Une page d'histoire méconnue vient d'être dévoilée dans la région du lac d'Aiguebelette, en Savoie. Une association locale vient d'inaugurer un parcours avec des plaques commémoratives rappelant la déportation de dizaines de familles juives au cours de la Seconde Guerre mondiale et l'entrée en résistance de certains habitants.
La maison n’a pas tellement changé depuis août 1942. Alors que la Savoie est en zone occupée, une rafle est organisée par la Gestapo et les gendarmes français sur plusieurs communes autour du lac d’Aiguebelette. Des dizaines de familles juives sont alors arrêtées.
Un père de famille juif, Mathis, se croyant le seul menacé dans sa famille, s’échappe et trouve refuge dans une ferme à Attignat-Oncin. Sa femme est arrêtée et déportée à Auschwitz tandis que leurs deux enfants trouvent refuge chez une tante à Marseille.
Mathis, lui, reste caché par les propriétaires de l’époque, les parents de Danielle Bellemin, qui ont toujours très peu parlé de cet épisode. L'histoire est restée ignorée pendant plusieurs dizaines d'années.
"L'association a fait un gros travail et a sorti cette histoire de l'oubli parce que nous, on l’avait complètement oubliée dans la famille. On est allé de surprise en surprise. Aujourd'hui, je crois que je rends un hommage à mes parents, à tous les anonymes qui ont su accueillir et protéger", témoigne Danielle Bellemin.
Une plaque est dorénavant apposée sur l'ancien corps de ferme. Elle s'intègre dans un parcours comptant plusieurs plaques commémoratives qui viennent rappeler les actes des habitants entrés en résistance. Des dizaines d'adultes et d'enfants ont été cachés pour leur éviter la déportation.
"Personne n'en parlait"
Dans une autre maison, sur la commune voisine de Lépin-le-Lac, c’est une jeune femme de 22 ans, Jeanette, qui a été accueillie pendant un an. "Jeanette était un membre de la famille", sourit Colette Lasherme, membre de l'association Mémoire Août 42, dont les parents et grands-parents ont accueilli la jeune femme.
D'autres familles juives assignées à résidence, vivant dans la crainte de l'arrestation, venaient y trouver refuge. Les résistants locaux pouvaient également s'y ravitailler. Une tradition solidaire pour la famille de Colette qui n'a jamais rien caché de ces actes.

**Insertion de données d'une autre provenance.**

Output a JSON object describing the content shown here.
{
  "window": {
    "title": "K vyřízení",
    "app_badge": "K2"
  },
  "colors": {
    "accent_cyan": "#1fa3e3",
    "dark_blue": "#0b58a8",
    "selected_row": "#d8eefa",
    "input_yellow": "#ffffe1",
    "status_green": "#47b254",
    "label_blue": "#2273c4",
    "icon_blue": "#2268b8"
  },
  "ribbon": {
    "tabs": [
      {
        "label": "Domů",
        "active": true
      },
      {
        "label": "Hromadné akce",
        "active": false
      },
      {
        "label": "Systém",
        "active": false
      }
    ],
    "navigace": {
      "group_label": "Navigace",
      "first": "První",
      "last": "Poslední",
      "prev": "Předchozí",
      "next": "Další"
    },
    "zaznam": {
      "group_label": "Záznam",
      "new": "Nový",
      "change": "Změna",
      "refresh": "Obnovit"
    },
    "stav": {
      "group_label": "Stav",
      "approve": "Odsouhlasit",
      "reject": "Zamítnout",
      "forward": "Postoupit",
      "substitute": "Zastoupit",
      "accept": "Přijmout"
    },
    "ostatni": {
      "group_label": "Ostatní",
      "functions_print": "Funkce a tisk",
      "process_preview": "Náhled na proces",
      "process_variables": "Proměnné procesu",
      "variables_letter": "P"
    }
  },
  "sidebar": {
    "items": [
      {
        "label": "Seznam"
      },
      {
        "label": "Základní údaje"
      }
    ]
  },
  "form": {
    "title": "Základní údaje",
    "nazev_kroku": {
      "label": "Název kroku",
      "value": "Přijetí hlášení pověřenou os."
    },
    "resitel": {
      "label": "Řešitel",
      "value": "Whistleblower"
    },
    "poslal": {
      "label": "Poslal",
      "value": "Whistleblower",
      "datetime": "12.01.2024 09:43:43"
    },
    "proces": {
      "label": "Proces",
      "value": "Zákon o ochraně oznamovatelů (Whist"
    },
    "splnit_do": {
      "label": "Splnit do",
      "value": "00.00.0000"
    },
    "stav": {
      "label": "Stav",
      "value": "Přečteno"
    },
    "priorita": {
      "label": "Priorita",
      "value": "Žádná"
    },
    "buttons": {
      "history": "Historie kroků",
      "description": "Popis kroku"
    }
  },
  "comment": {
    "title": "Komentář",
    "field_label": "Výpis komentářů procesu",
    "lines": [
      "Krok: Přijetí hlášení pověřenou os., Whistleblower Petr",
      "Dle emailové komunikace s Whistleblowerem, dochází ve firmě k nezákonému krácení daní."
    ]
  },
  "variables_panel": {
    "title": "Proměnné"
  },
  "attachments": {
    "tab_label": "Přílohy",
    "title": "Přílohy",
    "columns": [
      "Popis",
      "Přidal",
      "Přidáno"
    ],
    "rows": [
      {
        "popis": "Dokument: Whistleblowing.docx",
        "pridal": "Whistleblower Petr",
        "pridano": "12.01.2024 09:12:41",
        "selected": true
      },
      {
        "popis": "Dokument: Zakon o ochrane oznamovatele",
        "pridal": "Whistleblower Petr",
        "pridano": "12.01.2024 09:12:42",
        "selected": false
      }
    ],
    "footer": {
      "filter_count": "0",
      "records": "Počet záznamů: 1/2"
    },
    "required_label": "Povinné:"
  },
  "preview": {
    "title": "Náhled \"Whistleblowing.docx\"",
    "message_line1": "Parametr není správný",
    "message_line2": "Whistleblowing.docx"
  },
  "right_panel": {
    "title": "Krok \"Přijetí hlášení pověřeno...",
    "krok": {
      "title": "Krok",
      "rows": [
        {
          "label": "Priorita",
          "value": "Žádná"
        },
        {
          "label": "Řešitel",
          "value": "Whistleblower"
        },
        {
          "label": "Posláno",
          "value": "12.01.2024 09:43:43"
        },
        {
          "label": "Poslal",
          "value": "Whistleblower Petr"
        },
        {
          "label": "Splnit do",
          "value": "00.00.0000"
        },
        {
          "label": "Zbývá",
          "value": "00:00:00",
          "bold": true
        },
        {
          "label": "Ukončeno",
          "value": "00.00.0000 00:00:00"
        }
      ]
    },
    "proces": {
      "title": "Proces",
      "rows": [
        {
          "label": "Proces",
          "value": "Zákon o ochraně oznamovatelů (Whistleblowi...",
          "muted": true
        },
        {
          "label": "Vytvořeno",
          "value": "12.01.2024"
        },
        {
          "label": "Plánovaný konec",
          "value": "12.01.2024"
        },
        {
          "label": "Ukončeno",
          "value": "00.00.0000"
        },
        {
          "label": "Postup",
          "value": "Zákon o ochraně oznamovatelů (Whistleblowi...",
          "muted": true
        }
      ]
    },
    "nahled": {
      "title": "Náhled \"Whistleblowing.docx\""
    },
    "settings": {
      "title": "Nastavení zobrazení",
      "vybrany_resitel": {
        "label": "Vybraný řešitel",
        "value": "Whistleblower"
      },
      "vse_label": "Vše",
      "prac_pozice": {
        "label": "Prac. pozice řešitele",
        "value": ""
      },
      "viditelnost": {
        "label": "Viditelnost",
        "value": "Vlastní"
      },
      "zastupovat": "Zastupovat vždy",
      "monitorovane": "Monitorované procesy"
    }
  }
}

"Il faut connaître notre histoire parce que dans le secteur, personne n'en parlait, soutient Colette Lasherme. Les gens qui ont caché (des Juifs), c'était des héros. Ils savaient ce qu'ils risquaient, mais ils le faisaient parce que c'était pour eux leur devoir. Et en toute discrétion. Nos recherches continuent et je pense qu'on va trouver d'autres lieux où des enfants et des adultes ont été cachés."
Faire écho à l'actualité
Au cours du même mois d'août 1942, deux familles juives ont été assignées à résidence dans une autre propriété d'Aiguebelette-le-Lac, parquées ici par la préfecture pour mieux les contrôler. Quand la rafle a commencé, un père de famille s'est sauvé par l’arrière, puis un jeune garçon de 12 ans. Autant d’histoires locales qui font écho à des actualités du temps présent.
"Ce travail est important si on arrive à faire un lien avec ce qui se passe aujourd'hui, qu'on peut rebondir avec des publics jeunes, leur montrer que les événements d'hier sont des racines qui peuvent produire des événements aussi graves aujourd'hui. Il est question de rejet de l'autre, d'antisémitisme, de racisme. Des choses toutes bêtes qui peuvent induire des séparations entre les personnes et générer de la haine", estime Frédéric Pélisson, président de l'association Mémoire Août 42.
Le chemin de la mémoire est jalonné d’une vingtaine de plaques sur une dizaine de communes tout autour du lac. L’association à l’origine de ce travail étudie une dizaine d’autres sites dans la région. Dans l'espoir de mettre en lumière de nouveaux pans méconnus de l'histoire locale.